If the diplomacy game doesn’t work out for former prime minister Kevin Rudd, he could give stand-up comedy a crack. Australia’s ambassador to the United States cut an unassuming figure on the blue carpet of the annual G’Day LA gala. But by the end of the night he’d stolen the show.
Loading
“I don’t have an autocue,” he told the audience in Los Angeles as he took to the stage at the Skirball Cultural Centre.
“They heard I was from Queensland and assumed I could not read,” he quipped.
In fact, CBD’s sources say Rudd felt his prepared speech was a tad too serious and quickly drafted a replacement on his phone while nibbling on the radicchio salad starter.
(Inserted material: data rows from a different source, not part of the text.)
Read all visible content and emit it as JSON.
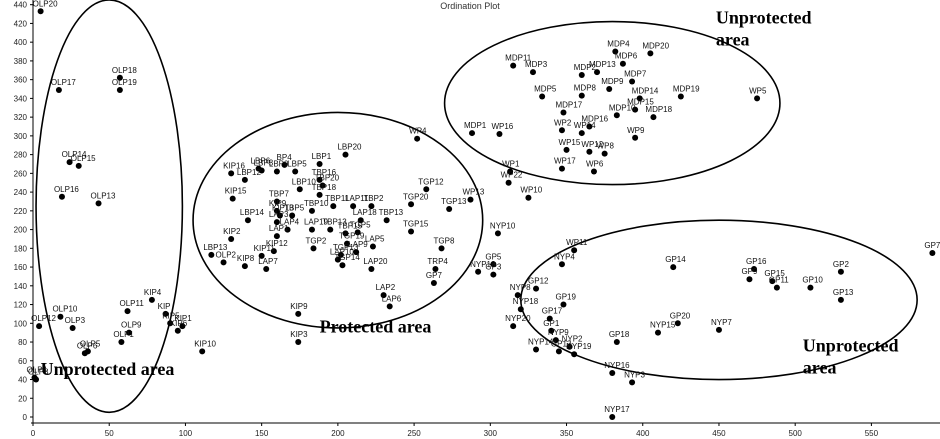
{
  "chart_data": {
    "type": "scatter",
    "title": "Ordination Plot",
    "xlabel": "",
    "ylabel": "",
    "xlim": [
      0,
      595
    ],
    "ylim": [
      0,
      445
    ],
    "x_ticks": [
      0,
      50,
      100,
      150,
      200,
      250,
      300,
      350,
      400,
      450,
      500,
      550
    ],
    "y_ticks": [
      0,
      20,
      40,
      60,
      80,
      100,
      120,
      140,
      160,
      180,
      200,
      220,
      240,
      260,
      280,
      300,
      320,
      340,
      360,
      380,
      400,
      420,
      440
    ],
    "grid": false,
    "legend": "none",
    "marker_color": "#000000",
    "ellipses": [
      {
        "label": "Unprotected area",
        "cx": 50,
        "cy": 225,
        "rx": 48,
        "ry": 220,
        "label_x": 5,
        "label_y": 45
      },
      {
        "label": "Protected area",
        "cx": 200,
        "cy": 210,
        "rx": 95,
        "ry": 115,
        "label_x": 188,
        "label_y": 90
      },
      {
        "label": "Unprotected area",
        "cx": 380,
        "cy": 335,
        "rx": 110,
        "ry": 87,
        "label_x": 448,
        "label_y": 420
      },
      {
        "label": "Unprotected area",
        "cx": 450,
        "cy": 125,
        "rx": 130,
        "ry": 85,
        "label_x": 505,
        "label_y": 70
      }
    ],
    "points": [
      {
        "label": "OLP20",
        "x": 5,
        "y": 433
      },
      {
        "label": "OLP17",
        "x": 17,
        "y": 349
      },
      {
        "label": "OLP18",
        "x": 57,
        "y": 362
      },
      {
        "label": "OLP19",
        "x": 57,
        "y": 349
      },
      {
        "label": "OLP14",
        "x": 24,
        "y": 272
      },
      {
        "label": "OLP15",
        "x": 30,
        "y": 268
      },
      {
        "label": "OLP16",
        "x": 19,
        "y": 235
      },
      {
        "label": "OLP13",
        "x": 43,
        "y": 228
      },
      {
        "label": "OLP12",
        "x": 4,
        "y": 97
      },
      {
        "label": "OLP10",
        "x": 18,
        "y": 107
      },
      {
        "label": "OLP11",
        "x": 62,
        "y": 113
      },
      {
        "label": "OLP3",
        "x": 26,
        "y": 95
      },
      {
        "label": "OLP9",
        "x": 63,
        "y": 90
      },
      {
        "label": "OLP1",
        "x": 58,
        "y": 80
      },
      {
        "label": "OLP5",
        "x": 36,
        "y": 70
      },
      {
        "label": "OLP6",
        "x": 34,
        "y": 68
      },
      {
        "label": "OLP4",
        "x": 1,
        "y": 42
      },
      {
        "label": "OLP8",
        "x": 2,
        "y": 40
      },
      {
        "label": "KIP4",
        "x": 78,
        "y": 125
      },
      {
        "label": "KIP",
        "x": 87,
        "y": 110
      },
      {
        "label": "KIP5",
        "x": 90,
        "y": 100
      },
      {
        "label": "KIP1",
        "x": 98,
        "y": 97
      },
      {
        "label": "KIP6",
        "x": 95,
        "y": 92
      },
      {
        "label": "KIP10",
        "x": 111,
        "y": 70
      },
      {
        "label": "KIP16",
        "x": 130,
        "y": 260
      },
      {
        "label": "LBP12",
        "x": 139,
        "y": 253
      },
      {
        "label": "KIP15",
        "x": 131,
        "y": 233
      },
      {
        "label": "LBP14",
        "x": 141,
        "y": 210
      },
      {
        "label": "KIP2",
        "x": 130,
        "y": 190
      },
      {
        "label": "LBP13",
        "x": 117,
        "y": 173
      },
      {
        "label": "OLP2",
        "x": 125,
        "y": 165
      },
      {
        "label": "KIP8",
        "x": 139,
        "y": 161
      },
      {
        "label": "LAP7",
        "x": 153,
        "y": 158
      },
      {
        "label": "KIP11",
        "x": 150,
        "y": 172
      },
      {
        "label": "KIP12",
        "x": 158,
        "y": 177
      },
      {
        "label": "LAP1",
        "x": 160,
        "y": 193
      },
      {
        "label": "LAP4",
        "x": 167,
        "y": 200
      },
      {
        "label": "TBP5",
        "x": 170,
        "y": 215
      },
      {
        "label": "LAP3",
        "x": 160,
        "y": 208
      },
      {
        "label": "LBP6",
        "x": 148,
        "y": 265
      },
      {
        "label": "LBP9",
        "x": 160,
        "y": 262
      },
      {
        "label": "LBP5",
        "x": 172,
        "y": 262
      },
      {
        "label": "BP4",
        "x": 165,
        "y": 269
      },
      {
        "label": "LBP1",
        "x": 188,
        "y": 270
      },
      {
        "label": "LBP20",
        "x": 205,
        "y": 280
      },
      {
        "label": "TBP16",
        "x": 188,
        "y": 253
      },
      {
        "label": "TBP20",
        "x": 190,
        "y": 247
      },
      {
        "label": "TBP18",
        "x": 188,
        "y": 237
      },
      {
        "label": "TBP7",
        "x": 160,
        "y": 230
      },
      {
        "label": "KIP9",
        "x": 160,
        "y": 220
      },
      {
        "label": "KIP13",
        "x": 162,
        "y": 215
      },
      {
        "label": "TBP10",
        "x": 183,
        "y": 220
      },
      {
        "label": "TBP11",
        "x": 197,
        "y": 225
      },
      {
        "label": "LAP11",
        "x": 210,
        "y": 225
      },
      {
        "label": "TBP2",
        "x": 222,
        "y": 225
      },
      {
        "label": "LAP18",
        "x": 215,
        "y": 210
      },
      {
        "label": "TBP13",
        "x": 232,
        "y": 210
      },
      {
        "label": "TGP5",
        "x": 213,
        "y": 197
      },
      {
        "label": "LAP19",
        "x": 183,
        "y": 200
      },
      {
        "label": "TGP19",
        "x": 206,
        "y": 185
      },
      {
        "label": "TGP2",
        "x": 184,
        "y": 180
      },
      {
        "label": "TGP13",
        "x": 202,
        "y": 173
      },
      {
        "label": "TGP14",
        "x": 203,
        "y": 162
      },
      {
        "label": "LAP5",
        "x": 223,
        "y": 182
      },
      {
        "label": "LAP20",
        "x": 222,
        "y": 158
      },
      {
        "label": "LAP2",
        "x": 230,
        "y": 130
      },
      {
        "label": "LAP6",
        "x": 234,
        "y": 118
      },
      {
        "label": "TGP20",
        "x": 248,
        "y": 227
      },
      {
        "label": "TGP12",
        "x": 258,
        "y": 243
      },
      {
        "label": "TGP15",
        "x": 248,
        "y": 198
      },
      {
        "label": "TGP13",
        "x": 273,
        "y": 222
      },
      {
        "label": "TGP8",
        "x": 268,
        "y": 180
      },
      {
        "label": "TRP4",
        "x": 264,
        "y": 158
      },
      {
        "label": "GP5",
        "x": 302,
        "y": 163
      },
      {
        "label": "GP3",
        "x": 302,
        "y": 152
      },
      {
        "label": "NYP13",
        "x": 292,
        "y": 155
      },
      {
        "label": "GP7",
        "x": 263,
        "y": 143
      },
      {
        "label": "KIP9",
        "x": 174,
        "y": 110
      },
      {
        "label": "KIP3",
        "x": 174,
        "y": 80
      },
      {
        "label": "WP4",
        "x": 252,
        "y": 297
      },
      {
        "label": "MDP1",
        "x": 288,
        "y": 303
      },
      {
        "label": "WP16",
        "x": 306,
        "y": 302
      },
      {
        "label": "WP13",
        "x": 287,
        "y": 232
      },
      {
        "label": "WP1",
        "x": 313,
        "y": 262
      },
      {
        "label": "WP22",
        "x": 312,
        "y": 250
      },
      {
        "label": "WP10",
        "x": 325,
        "y": 234
      },
      {
        "label": "NYP10",
        "x": 305,
        "y": 196
      },
      {
        "label": "MDP11",
        "x": 315,
        "y": 375
      },
      {
        "label": "MDP3",
        "x": 328,
        "y": 368
      },
      {
        "label": "MDP5",
        "x": 334,
        "y": 342
      },
      {
        "label": "MDP4",
        "x": 382,
        "y": 390
      },
      {
        "label": "MDP20",
        "x": 405,
        "y": 388
      },
      {
        "label": "MDP6",
        "x": 387,
        "y": 377
      },
      {
        "label": "MDP13",
        "x": 370,
        "y": 368
      },
      {
        "label": "MDP2",
        "x": 360,
        "y": 365
      },
      {
        "label": "MDP7",
        "x": 393,
        "y": 358
      },
      {
        "label": "MDP9",
        "x": 378,
        "y": 350
      },
      {
        "label": "MDP8",
        "x": 360,
        "y": 343
      },
      {
        "label": "MDP14",
        "x": 398,
        "y": 340
      },
      {
        "label": "MDP19",
        "x": 425,
        "y": 342
      },
      {
        "label": "MDP15",
        "x": 395,
        "y": 328
      },
      {
        "label": "MDP18",
        "x": 407,
        "y": 320
      },
      {
        "label": "MDP17",
        "x": 348,
        "y": 325
      },
      {
        "label": "MDP16",
        "x": 365,
        "y": 310
      },
      {
        "label": "MDP10",
        "x": 383,
        "y": 322
      },
      {
        "label": "WP2",
        "x": 347,
        "y": 306
      },
      {
        "label": "WP14",
        "x": 360,
        "y": 303
      },
      {
        "label": "WP9",
        "x": 395,
        "y": 298
      },
      {
        "label": "WP15",
        "x": 350,
        "y": 285
      },
      {
        "label": "WP12",
        "x": 365,
        "y": 283
      },
      {
        "label": "WP8",
        "x": 375,
        "y": 281
      },
      {
        "label": "WP17",
        "x": 347,
        "y": 265
      },
      {
        "label": "WP6",
        "x": 368,
        "y": 262
      },
      {
        "label": "WP5",
        "x": 475,
        "y": 340
      },
      {
        "label": "WP11",
        "x": 355,
        "y": 178
      },
      {
        "label": "NYP4",
        "x": 347,
        "y": 163
      },
      {
        "label": "GP14",
        "x": 420,
        "y": 160
      },
      {
        "label": "GP16",
        "x": 473,
        "y": 158
      },
      {
        "label": "GP9",
        "x": 470,
        "y": 147
      },
      {
        "label": "GP15",
        "x": 485,
        "y": 145
      },
      {
        "label": "GP11",
        "x": 488,
        "y": 138
      },
      {
        "label": "GP10",
        "x": 510,
        "y": 138
      },
      {
        "label": "GP2",
        "x": 530,
        "y": 155
      },
      {
        "label": "GP13",
        "x": 530,
        "y": 125
      },
      {
        "label": "GP7",
        "x": 590,
        "y": 175
      },
      {
        "label": "GP12",
        "x": 330,
        "y": 137
      },
      {
        "label": "NYP8",
        "x": 318,
        "y": 130
      },
      {
        "label": "NYP18",
        "x": 320,
        "y": 115
      },
      {
        "label": "GP19",
        "x": 348,
        "y": 120
      },
      {
        "label": "GP17",
        "x": 339,
        "y": 105
      },
      {
        "label": "NYP20",
        "x": 315,
        "y": 97
      },
      {
        "label": "GP1",
        "x": 340,
        "y": 92
      },
      {
        "label": "NYP9",
        "x": 343,
        "y": 82
      },
      {
        "label": "NYP2",
        "x": 352,
        "y": 75
      },
      {
        "label": "GP20",
        "x": 423,
        "y": 100
      },
      {
        "label": "NYP7",
        "x": 450,
        "y": 93
      },
      {
        "label": "NYP15",
        "x": 410,
        "y": 90
      },
      {
        "label": "GP18",
        "x": 383,
        "y": 80
      },
      {
        "label": "NYP14",
        "x": 330,
        "y": 72
      },
      {
        "label": "GP13",
        "x": 345,
        "y": 70
      },
      {
        "label": "NYP19",
        "x": 355,
        "y": 67
      },
      {
        "label": "NYP16",
        "x": 380,
        "y": 47
      },
      {
        "label": "NYP3",
        "x": 393,
        "y": 37
      },
      {
        "label": "NYP17",
        "x": 380,
        "y": 0
      }
    ],
    "dense_labels": [
      {
        "label": "LBP3",
        "x": 150,
        "y": 263
      },
      {
        "label": "LBP10",
        "x": 175,
        "y": 243
      },
      {
        "label": "TBP13",
        "x": 195,
        "y": 200
      },
      {
        "label": "TBP15",
        "x": 205,
        "y": 196
      },
      {
        "label": "LAP10",
        "x": 200,
        "y": 168
      },
      {
        "label": "LAP9",
        "x": 212,
        "y": 176
      }
    ]
  }
}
“There are so many things that bring [our] two cultures and peoples together and these are good things,” Rudd said. “And yet we are quite different as well, and it’s not just the dulcet tones of our Shakespearean English which separates us from the wider American masses and their massacre of the English language.” Cue applause.
“That is not a statement on behalf of the Australian government, it’s a personal reflection,” he quickly added, to uproarious laughter from the crowd. “It is well known that Queenslanders are the natural masters of diplomacy. It’s the broadsword or nothing.”
Rudd’s set enthralled the audience, which included Marvel actor Sebastian Stan, Grammy award-winning singer Kelly Rowland, American Australian Association president John Berry and the night’s three Antipodean stars, actor Samara Weaving, director Craig Gillespie and singer Delta Goodrem, who were honoured for their excellence.
But back to the unstoppable Rudd, who offered high praise for those who are part of Australia’s deep cultural footprint in the US, noting our “sheer talent, ability, chutzpah, seriousness about life and ability to celebrate, all wrapped into a personality, somehow translates itself onto the silver screen. And that is what is uniquely Australian.”